Arts
Dinnerware Fixed on Sixth Street
by Anne Seidler
innerware Contemporary Art Gallery has occupied several locations since its opening in 1979. One of the first non-profit galleries in the country, Dinnerware began as a small collection of paintings in a law office before becoming a full-fledged gallery at Congress Street and Fifth Avenue. For several years, Dinnerware occupied 135 E. Congress St., before selling the building to Wilde Playhouse and relocating to Fourth Avenue. Now Dinnerware is moving back downtown. Rather than returning to the Congress Street area, however, the gallery will move to the Historic Warehouse District, occupying a space in the Steinfeld Warehouse at 101 W. Sixth St. The move should help establish the area between North. Sixth Avenue. and East Toole Avenue. as the center of the Tucson arts scene, as well as increasing Dinnerware’s potential as a resource for artists.
The gallery hopes that Sixth Street’s coalescence of art spaces will make it somewhat of a new gallery district: what Congress Street was supposed to be. Davis Dominguez, Tucson’s largest contemporary art gallery, occupies a warehouse space at Sixth and Sixth, and several smaller galleries Fala Collections, Platform, and Raices Taller are located along the same stretch of Sixth Street. Dinnerware’s Executive Director, Blake Shell, looks forward to being in close proximity to other important spaces and building a true arts district. “It’s great to link up these galleries in the Historic Warehouse District,” she says; “to have us come together and be right in the center of things.”
Dinnerware President David Aguirre emphasizes the dynamic feel of the warehouse district as a center of arts production. “Here on Fourth Avenue, we’re in the middle of a retail zone,” he says. “The Historic Warehouse District is the county’s arts production zone: a kind of ground zero.” Many artists have their studio spaces in the area, including the Steinfeld Warehouse itself. The space that the new Dinnerware Gallery will occupy is a former sculpture studio and gallery, and Aguirre’s own ceramics studio is adjacent to the new Dinnerware Gallery space. Shell says that she and Dinnerware’s other directors are looking forward to reopening the gallery in this dynamic environment where there is already a group of artists working. At its new location, Dinnerware will be on the route of the Tucson Arts District ArtWalk, a tour of downtown art spaces, as well as an upcoming Historic Warehouse District Tour.

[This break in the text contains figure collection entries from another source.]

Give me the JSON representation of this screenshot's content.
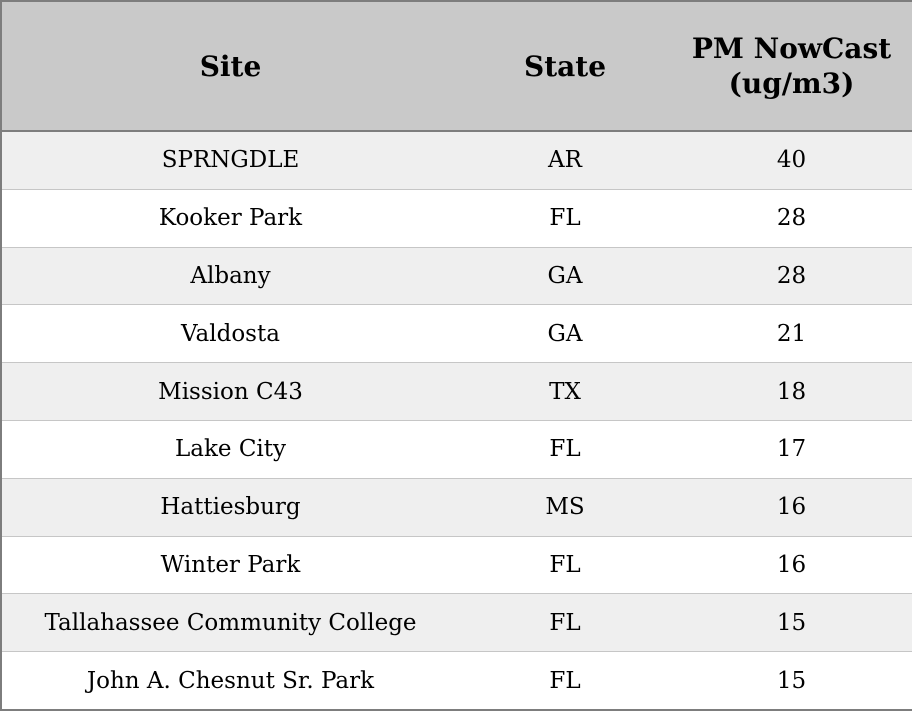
{
  "chart_data": {
    "type": "table",
    "title": "",
    "columns": [
      "Site",
      "State",
      "PM NowCast (ug/m3)"
    ],
    "rows": [
      [
        "SPRNGDLE",
        "AR",
        40
      ],
      [
        "Kooker Park",
        "FL",
        28
      ],
      [
        "Albany",
        "GA",
        28
      ],
      [
        "Valdosta",
        "GA",
        21
      ],
      [
        "Mission C43",
        "TX",
        18
      ],
      [
        "Lake City",
        "FL",
        17
      ],
      [
        "Hattiesburg",
        "MS",
        16
      ],
      [
        "Winter Park",
        "FL",
        16
      ],
      [
        "Tallahassee Community College",
        "FL",
        15
      ],
      [
        "John A. Chesnut Sr. Park",
        "FL",
        15
      ]
    ],
    "layout": {
      "header_background": "#c9c9c9",
      "row_alt_background": "#efefef",
      "row_background": "#ffffff",
      "border_color": "#7d7d7d"
    }
  }
}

Besides galleries and studio spaces, the warehouse district has long been home to Bicas (Bicycle Inter-Community Art and Salvage), located at 44 W. Sixth St., and the headquarters of Flam Chen Pyrotechnic Theater. Flam Chen has frequently used the train platforms located just outside the Steinfeld Warehouse for its incendiary shows, and Aguirre says he hopes to encourage more performance artists to use the platforms as a venue.
The square footage of the new gallery space is comparable to that of Dinnerware’s current Fourth Avenue location, with the added asset of a loft space which will be used as an Art Resource Center. This space will provide computers, books, and publications for artists who want to accelerate their careers. “Artists who are new to Tucson, who maybe don’t even have access to the Internet, just don’t even know what’s out there,” says Shell. “So we’ll have computer stations for artists and students to look up galleries, studios, grants, residencies…It’ll be a great resource.” The directors of Dinnerware plan on facilitating panel discussions at the Art Resource Center that will help artists with everything from photographing their artwork to obtaining health insurance. Dinnerware’s directors hope that the Steinfeld Warehouse space will help Dinnerware fulfill its goal of being as much a source of support for artists as a place for them to sell their work.
Dinnerware will open in its new neighborhood on September 3rd. “Vanishing Points”, the first exhibition at the new location, will feature the work of Michael Sherwin and Peter HappelChristian, two conceptual photography-based artists. Dinnerware’s move to the warehouse district may be the natural last step in a trend to make the area the focal point of Tucson’s art scene. With its latest relocation, one of Tucson’s oldest art galleries seems to have found a perfect niche.